Havia um tom resignado subjacente nas palavras de Snape, e por alguma razão inexplicável isso deixou Galbraith triste. - Cuide-se. – Gritou ele, abandonando todo o fingimento formal.

Snape acenou com a cabeça e colocou a mão no ombro da jovem, guiando-a até a porta do escritório. Momentos depois, ouviu-se um estalo alto, o que fez Galbraith lembrar do som de Aparatação, e ele soube que os dois haviam partido.

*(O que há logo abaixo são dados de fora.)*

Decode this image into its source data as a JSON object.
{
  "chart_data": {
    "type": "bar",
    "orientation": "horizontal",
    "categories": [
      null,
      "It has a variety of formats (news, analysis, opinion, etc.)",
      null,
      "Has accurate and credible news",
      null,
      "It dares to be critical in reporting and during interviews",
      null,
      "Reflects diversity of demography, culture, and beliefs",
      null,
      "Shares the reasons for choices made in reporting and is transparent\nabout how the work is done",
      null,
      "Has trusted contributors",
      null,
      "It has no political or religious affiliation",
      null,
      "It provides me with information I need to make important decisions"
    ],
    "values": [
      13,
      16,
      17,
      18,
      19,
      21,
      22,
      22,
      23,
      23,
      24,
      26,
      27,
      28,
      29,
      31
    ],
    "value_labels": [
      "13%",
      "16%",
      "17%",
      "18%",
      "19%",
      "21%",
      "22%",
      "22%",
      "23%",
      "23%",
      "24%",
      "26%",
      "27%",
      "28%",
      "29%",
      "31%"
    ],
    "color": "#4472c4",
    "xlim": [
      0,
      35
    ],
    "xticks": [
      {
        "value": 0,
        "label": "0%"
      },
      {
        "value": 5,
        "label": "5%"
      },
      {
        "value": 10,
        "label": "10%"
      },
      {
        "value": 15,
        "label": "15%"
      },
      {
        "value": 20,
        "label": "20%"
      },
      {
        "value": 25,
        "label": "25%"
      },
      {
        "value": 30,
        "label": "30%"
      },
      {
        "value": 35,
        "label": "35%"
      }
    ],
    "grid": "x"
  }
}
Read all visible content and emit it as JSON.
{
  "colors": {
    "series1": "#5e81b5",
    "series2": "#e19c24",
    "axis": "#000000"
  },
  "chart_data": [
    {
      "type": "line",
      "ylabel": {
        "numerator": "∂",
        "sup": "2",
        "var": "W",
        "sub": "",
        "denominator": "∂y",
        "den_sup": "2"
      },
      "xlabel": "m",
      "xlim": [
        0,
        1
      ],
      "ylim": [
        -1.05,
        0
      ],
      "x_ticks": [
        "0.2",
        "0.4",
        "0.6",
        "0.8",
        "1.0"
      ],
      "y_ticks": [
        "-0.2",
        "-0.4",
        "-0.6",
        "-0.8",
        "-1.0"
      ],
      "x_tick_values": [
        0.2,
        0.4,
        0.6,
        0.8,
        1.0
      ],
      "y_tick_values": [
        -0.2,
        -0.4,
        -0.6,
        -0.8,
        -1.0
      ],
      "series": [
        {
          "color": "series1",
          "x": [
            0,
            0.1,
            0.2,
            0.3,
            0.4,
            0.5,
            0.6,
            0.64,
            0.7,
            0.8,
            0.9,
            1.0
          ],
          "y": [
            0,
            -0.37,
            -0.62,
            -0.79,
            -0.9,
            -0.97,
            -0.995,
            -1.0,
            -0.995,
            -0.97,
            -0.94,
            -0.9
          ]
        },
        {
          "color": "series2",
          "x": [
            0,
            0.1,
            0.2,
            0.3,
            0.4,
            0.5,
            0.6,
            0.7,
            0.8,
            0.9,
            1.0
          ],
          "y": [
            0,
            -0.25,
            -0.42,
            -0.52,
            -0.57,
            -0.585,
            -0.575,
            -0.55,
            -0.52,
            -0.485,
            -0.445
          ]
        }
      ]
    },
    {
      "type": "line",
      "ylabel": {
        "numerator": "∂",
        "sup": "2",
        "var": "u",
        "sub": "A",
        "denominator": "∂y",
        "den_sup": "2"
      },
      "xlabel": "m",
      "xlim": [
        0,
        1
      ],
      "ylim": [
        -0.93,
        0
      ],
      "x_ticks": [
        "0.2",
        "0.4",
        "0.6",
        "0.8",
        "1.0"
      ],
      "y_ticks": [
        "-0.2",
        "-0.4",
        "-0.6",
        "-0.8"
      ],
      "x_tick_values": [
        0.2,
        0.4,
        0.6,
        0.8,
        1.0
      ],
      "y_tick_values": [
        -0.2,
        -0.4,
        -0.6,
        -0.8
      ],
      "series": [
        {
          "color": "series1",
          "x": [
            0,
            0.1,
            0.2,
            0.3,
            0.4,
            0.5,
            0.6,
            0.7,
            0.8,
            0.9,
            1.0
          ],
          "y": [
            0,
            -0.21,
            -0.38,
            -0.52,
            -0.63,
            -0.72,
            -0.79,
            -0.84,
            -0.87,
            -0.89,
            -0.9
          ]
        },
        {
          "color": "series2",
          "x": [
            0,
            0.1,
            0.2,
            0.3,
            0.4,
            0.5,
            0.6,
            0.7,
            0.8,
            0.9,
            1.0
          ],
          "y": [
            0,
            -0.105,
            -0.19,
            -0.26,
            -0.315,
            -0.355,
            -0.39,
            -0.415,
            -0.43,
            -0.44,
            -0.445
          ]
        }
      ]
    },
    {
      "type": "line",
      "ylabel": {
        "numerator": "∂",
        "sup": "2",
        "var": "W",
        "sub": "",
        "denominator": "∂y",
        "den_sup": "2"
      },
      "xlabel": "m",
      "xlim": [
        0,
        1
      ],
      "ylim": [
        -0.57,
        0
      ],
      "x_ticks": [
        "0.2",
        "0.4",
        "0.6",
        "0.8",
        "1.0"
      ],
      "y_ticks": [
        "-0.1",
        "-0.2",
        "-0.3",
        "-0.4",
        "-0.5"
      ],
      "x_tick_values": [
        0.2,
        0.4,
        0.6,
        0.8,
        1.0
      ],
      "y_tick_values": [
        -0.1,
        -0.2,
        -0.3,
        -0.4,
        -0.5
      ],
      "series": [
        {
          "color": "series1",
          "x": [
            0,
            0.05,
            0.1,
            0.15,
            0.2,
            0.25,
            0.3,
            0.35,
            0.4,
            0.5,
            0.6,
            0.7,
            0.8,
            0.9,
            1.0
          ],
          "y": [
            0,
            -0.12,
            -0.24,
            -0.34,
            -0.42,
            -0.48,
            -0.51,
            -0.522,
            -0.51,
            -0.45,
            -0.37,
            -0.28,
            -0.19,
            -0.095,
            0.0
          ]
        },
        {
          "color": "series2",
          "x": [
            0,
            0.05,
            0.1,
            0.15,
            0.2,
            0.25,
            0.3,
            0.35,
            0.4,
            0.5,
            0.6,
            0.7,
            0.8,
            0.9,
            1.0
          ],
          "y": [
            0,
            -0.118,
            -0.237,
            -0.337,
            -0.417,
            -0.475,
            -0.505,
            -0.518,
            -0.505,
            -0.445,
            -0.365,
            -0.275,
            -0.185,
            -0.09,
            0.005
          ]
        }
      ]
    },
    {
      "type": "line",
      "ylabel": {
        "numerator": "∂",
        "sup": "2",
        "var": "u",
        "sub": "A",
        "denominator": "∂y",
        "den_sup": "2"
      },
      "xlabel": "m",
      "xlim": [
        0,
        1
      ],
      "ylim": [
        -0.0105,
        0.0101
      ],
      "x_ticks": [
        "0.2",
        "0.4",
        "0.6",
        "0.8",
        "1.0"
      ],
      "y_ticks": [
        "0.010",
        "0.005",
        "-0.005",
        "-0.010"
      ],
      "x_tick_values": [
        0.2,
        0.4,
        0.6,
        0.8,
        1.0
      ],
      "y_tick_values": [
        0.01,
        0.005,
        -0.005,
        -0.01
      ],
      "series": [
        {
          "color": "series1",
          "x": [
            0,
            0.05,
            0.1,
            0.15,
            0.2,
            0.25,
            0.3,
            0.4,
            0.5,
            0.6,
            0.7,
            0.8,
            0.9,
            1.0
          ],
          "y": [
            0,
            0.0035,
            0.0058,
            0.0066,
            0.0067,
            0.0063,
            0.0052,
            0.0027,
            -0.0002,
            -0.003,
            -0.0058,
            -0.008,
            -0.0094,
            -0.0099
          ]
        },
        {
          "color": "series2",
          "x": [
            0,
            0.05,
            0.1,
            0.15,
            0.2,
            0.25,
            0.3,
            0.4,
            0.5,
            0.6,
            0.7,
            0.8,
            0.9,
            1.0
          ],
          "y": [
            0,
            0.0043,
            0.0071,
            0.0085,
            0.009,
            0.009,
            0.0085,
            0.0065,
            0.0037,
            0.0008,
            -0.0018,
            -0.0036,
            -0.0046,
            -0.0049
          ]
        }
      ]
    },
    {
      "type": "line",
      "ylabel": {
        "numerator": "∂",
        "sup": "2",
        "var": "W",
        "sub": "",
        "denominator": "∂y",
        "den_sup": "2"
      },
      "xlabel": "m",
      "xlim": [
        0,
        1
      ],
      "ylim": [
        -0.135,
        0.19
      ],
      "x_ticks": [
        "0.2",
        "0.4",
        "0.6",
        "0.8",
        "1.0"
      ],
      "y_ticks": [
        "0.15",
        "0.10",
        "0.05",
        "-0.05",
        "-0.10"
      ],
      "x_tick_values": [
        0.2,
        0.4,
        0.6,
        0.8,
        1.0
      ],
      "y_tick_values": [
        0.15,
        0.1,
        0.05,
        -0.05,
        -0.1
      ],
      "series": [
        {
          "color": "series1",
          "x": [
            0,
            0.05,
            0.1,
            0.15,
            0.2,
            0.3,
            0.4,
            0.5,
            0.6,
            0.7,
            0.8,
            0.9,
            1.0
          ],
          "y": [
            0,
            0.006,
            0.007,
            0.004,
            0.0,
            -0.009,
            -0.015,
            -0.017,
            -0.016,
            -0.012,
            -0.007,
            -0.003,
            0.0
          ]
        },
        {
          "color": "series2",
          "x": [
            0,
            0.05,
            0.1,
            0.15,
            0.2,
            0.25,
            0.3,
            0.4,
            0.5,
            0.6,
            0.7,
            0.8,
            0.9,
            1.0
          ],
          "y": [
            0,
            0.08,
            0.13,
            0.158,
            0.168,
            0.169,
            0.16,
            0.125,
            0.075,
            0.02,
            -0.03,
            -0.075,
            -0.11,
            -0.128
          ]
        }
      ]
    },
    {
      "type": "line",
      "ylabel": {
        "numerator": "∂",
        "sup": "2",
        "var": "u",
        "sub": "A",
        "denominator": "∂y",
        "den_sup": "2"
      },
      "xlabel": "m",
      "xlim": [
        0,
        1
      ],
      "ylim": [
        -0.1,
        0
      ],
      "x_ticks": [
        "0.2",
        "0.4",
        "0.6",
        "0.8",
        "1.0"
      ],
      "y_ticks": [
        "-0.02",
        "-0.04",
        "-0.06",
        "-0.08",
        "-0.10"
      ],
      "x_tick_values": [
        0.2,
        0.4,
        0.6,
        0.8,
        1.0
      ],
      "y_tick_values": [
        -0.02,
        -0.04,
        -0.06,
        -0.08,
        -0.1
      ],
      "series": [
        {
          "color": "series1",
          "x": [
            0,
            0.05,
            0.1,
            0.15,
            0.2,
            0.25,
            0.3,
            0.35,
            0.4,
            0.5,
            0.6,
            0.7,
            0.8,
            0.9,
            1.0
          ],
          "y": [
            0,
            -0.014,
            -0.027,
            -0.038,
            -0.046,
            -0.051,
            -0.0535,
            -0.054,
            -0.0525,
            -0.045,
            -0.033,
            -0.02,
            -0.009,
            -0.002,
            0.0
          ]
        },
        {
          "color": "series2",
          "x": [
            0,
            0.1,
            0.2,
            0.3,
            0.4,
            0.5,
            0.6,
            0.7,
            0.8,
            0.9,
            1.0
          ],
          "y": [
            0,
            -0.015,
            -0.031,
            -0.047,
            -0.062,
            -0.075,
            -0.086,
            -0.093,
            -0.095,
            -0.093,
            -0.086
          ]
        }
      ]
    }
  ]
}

Marjorie já estava na cama, embora Gerald soubesse que ela provavelmente estava sentada, com um livro no colo, enquanto esperava pelo marido. Galbraith desamarrou a gravata, desabotoou o paletó e enrolou-o nas costas da cadeira. Ele se permitiu mais cinco minutos sentado no silêncio mal iluminado de seu escritório, olhando para o nada e se perguntando se ele de fato veria o filho de Eileen Snape novamente.